DealLawyers.com Blog

June 7, 2018

Bring Back the Staggered Board?

Here’s the intro from this blog by Cleary’s Neil Whoriskey (see John’s latest blog for more on the staggered board debate):

Beyond the cacophonous din of voices calling for companies to serve a “social purpose,” adopt a variety of governance proposals, achieve quarterly performance targets, and listen to (and indeed even “think like”) activists, there is now, most promisingly, a call from genuine long-term shareholders for public companies to articulate and pursue a long-term strategy.

This latest shareholder demand directly supports the achievement of traditional corporate purposes, and seems, more than any other shareholder demand of the last decade, the most likely to increase shareholder value. Yet in current circumstances, where all corporate defenses have been stripped in the name of “good governance,” boards and management have been given zero space in which to formulate and implement a long-term strategy.
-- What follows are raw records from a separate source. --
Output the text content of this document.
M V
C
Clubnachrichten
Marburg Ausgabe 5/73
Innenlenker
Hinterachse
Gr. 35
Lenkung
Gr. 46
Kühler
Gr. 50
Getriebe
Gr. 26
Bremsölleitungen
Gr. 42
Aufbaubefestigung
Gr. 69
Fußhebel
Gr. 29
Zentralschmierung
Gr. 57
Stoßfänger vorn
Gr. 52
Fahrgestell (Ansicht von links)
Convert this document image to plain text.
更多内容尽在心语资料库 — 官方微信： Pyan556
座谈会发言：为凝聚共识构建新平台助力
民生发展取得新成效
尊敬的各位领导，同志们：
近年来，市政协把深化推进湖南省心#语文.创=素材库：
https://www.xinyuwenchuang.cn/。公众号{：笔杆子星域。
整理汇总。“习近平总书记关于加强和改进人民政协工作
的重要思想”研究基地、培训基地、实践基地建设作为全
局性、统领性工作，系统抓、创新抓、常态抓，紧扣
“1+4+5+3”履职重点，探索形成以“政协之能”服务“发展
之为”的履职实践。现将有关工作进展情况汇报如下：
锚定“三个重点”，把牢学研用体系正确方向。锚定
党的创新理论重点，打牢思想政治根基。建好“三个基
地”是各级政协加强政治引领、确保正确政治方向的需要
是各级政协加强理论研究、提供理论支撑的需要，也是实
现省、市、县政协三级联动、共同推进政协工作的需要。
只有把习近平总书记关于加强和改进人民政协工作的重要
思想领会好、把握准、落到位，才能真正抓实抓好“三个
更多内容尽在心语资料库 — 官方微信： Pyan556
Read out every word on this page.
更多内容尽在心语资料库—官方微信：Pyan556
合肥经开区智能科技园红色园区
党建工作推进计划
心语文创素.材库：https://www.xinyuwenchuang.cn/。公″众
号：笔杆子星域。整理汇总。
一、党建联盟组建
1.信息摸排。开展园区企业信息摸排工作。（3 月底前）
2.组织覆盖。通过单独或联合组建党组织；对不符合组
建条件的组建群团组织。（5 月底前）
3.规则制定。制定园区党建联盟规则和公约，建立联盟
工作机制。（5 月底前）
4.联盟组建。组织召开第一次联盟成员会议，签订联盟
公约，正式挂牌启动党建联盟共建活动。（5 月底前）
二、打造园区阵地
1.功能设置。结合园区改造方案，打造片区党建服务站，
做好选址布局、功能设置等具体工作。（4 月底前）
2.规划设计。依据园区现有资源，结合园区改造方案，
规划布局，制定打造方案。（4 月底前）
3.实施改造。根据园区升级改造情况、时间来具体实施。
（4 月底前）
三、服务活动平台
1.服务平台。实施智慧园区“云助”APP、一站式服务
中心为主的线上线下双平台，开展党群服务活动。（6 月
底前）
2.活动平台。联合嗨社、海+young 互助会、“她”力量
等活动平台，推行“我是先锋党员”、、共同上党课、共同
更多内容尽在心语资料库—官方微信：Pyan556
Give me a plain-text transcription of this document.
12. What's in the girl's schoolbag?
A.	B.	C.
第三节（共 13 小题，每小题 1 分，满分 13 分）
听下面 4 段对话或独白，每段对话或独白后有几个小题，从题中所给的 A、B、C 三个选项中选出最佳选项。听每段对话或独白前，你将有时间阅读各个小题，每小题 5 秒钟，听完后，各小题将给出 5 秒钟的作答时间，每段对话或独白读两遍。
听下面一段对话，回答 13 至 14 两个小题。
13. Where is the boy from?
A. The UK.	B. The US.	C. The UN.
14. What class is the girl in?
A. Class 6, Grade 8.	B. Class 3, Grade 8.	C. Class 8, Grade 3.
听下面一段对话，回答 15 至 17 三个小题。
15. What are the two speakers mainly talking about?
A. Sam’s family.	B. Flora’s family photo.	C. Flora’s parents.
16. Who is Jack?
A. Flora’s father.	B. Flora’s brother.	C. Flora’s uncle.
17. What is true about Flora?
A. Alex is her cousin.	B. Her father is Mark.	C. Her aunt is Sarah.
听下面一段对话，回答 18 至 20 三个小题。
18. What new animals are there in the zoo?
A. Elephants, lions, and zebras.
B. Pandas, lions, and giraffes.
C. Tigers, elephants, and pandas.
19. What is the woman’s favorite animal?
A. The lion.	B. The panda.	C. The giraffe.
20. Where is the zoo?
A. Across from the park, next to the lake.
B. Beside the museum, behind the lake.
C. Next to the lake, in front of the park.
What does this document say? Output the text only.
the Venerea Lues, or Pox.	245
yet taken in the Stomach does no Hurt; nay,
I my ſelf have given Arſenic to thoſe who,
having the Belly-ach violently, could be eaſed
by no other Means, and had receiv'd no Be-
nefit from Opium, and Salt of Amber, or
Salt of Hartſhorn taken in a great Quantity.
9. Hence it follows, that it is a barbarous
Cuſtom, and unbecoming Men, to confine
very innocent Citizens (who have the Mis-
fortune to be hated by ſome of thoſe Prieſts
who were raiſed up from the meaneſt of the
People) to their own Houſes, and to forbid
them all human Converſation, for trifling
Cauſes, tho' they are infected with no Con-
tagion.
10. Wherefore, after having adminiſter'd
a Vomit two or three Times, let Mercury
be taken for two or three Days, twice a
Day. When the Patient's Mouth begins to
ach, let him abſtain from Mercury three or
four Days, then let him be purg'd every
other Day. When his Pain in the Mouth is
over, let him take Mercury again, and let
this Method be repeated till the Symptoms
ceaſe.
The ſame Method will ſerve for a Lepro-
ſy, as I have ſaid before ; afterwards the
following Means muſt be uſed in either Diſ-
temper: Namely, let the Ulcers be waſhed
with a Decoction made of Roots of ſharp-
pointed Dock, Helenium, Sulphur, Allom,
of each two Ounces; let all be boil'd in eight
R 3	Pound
Indeed, the very fact that shareholders must demand corporations focus on long-term strategy demonstrates just how effectively the governance movement has been co-opted by market forces to serve the interests of short-term activists and traders to the detriment of long-term investors.

It is time for long-term investors to recognize that aspects of the good governance movement have in fact come at significant cost to their own investors, to be perhaps a bit more wary of partnerships with activists, and to actively create the conditions that will allow boards and management to focus on the long-term. Exhortations are not enough. The first step should be to bring back staggered boards.